The legendary book Moneyball by Michael Lewis served sports analytics extremely well in detailing how a team that competes with analytics can prosper. The book also, however, reinforced the impression that analytics had a unique purpose - unearth undervalued players and find areas of in

game strategy for which the excepted wisdom was not entirely correct. While this is certainly a viable use of analytics, it is hardly the unique or, for some teams, even the most productive use. The A's employed analytics in this manner because it fit with their core competency: winning with a low payroll. It was the strategic goal of the organization that determined how to best use analytics, instead of analytics dictating a strategy to the team.

Teams have their own unique core competencies and areas in which they choose to have as strengths. In the corporate world, Walmart competes on price so they utilize analytics to better manage their inventory. In the NFL, the Ravens have traditionally competed on elite level defense and evaluation of collegiate talent. Should the Ravens choose to use analytics to help provide a competetive edge, then their initial focus should principally be in support of these functions, which is fundamentally different from how the Saints or Colts might choose to best deploy their analytic assets.

At this stage in the growth of sports analytics, it is incumbent on the analysts to communicate to team executives, that analytics is not about identifying the "best" strategy or players, but rather to work within the core competency of the team and help push that forward. For the most part however, we as analysts have done little to demonstrate the value of analytics beyond identifying new metrics to rank teams and/or players. While I am certainly guilty of this, and to a large degree it has been necessary, I believe that we need to start pushing the discipline beyond this and demonstrate to teams how analytics can be used to help make better decisions, develop a culture of evidence and uniquely support the core competency of each team.

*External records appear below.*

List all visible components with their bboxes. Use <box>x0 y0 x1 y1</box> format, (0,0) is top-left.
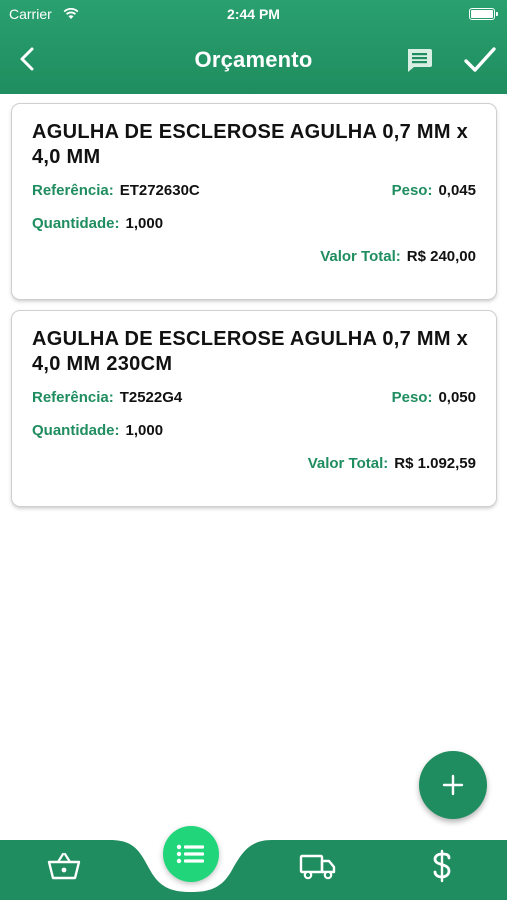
add-item-button[interactable] <box>419 751 487 819</box>
list-tab-button[interactable] <box>163 826 219 882</box>
quantity-value: 1,000 <box>125 215 164 232</box>
budget-item-card[interactable]: AGULHA DE ESCLEROSE AGULHA 0,7 MM x 4,0 … <box>12 104 496 299</box>
budget-item-list: AGULHA DE ESCLEROSE AGULHA 0,7 MM x 4,0 … <box>12 104 496 518</box>
list-icon <box>176 844 204 864</box>
weight-label: Peso: <box>391 182 433 199</box>
chat-icon[interactable] <box>404 46 434 74</box>
truck-icon[interactable] <box>298 852 338 882</box>
total-value: R$ 240,00 <box>406 248 476 265</box>
item-name: AGULHA DE ESCLEROSE AGULHA 0,7 MM x 4,0 … <box>32 328 469 375</box>
quantity-label: Quantidade: <box>32 422 120 439</box>
weight-label: Peso: <box>391 389 433 406</box>
reference-value: ET272630C <box>119 182 200 199</box>
bottom-tab-bar <box>0 830 507 900</box>
total-value: R$ 1.092,59 <box>394 455 476 472</box>
dollar-icon[interactable] <box>430 848 454 884</box>
item-row-quantity: Quantidade: 1,000 <box>32 215 476 248</box>
item-row-total: Valor Total: R$ 1.092,59 <box>32 455 476 488</box>
budget-item-card[interactable]: AGULHA DE ESCLEROSE AGULHA 0,7 MM x 4,0 … <box>12 311 496 506</box>
check-icon[interactable] <box>462 44 498 76</box>
status-bar: Carrier 2:44 PM <box>0 0 507 28</box>
quantity-value: 1,000 <box>125 422 164 439</box>
item-name: AGULHA DE ESCLEROSE AGULHA 0,7 MM x 4,0 … <box>32 121 469 168</box>
battery-icon <box>469 8 498 20</box>
item-row-total: Valor Total: R$ 240,00 <box>32 248 476 281</box>
weight-value: 0,045 <box>438 182 476 199</box>
total-label: Valor Total: <box>307 455 389 472</box>
total-label: Valor Total: <box>320 248 401 265</box>
reference-value: T2522G4 <box>119 389 183 406</box>
reference-label: Referência: <box>32 389 114 406</box>
quantity-label: Quantidade: <box>32 215 120 232</box>
navigation-bar: Orçamento <box>0 30 507 90</box>
reference-label: Referência: <box>32 182 114 199</box>
item-row-reference: Referência: ET272630C Peso: 0,045 <box>32 182 476 215</box>
basket-icon[interactable] <box>46 850 82 882</box>
clock: 2:44 PM <box>227 6 280 22</box>
weight-value: 0,050 <box>438 389 476 406</box>
app-header: Carrier 2:44 PM Orçamento <box>0 0 507 94</box>
item-row-reference: Referência: T2522G4 Peso: 0,050 <box>32 389 476 422</box>
item-row-quantity: Quantidade: 1,000 <box>32 422 476 455</box>
plus-icon <box>442 774 464 796</box>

Analysts working for teams that place a high value on their player development function should have a very different focus than one that focuses on finding value in free agent markets. Having had the privilege to work with a variety of talented executives, every analyst should understand that these leaders understand their sport at a truly elite level and have developed long term strategies that they believe in. When an analyst can demonstrate how a strong analytics program can function as a tool to insure that the tactics used to support those strategies are the ones with the highest probability of success, then they will maximize their value to the team.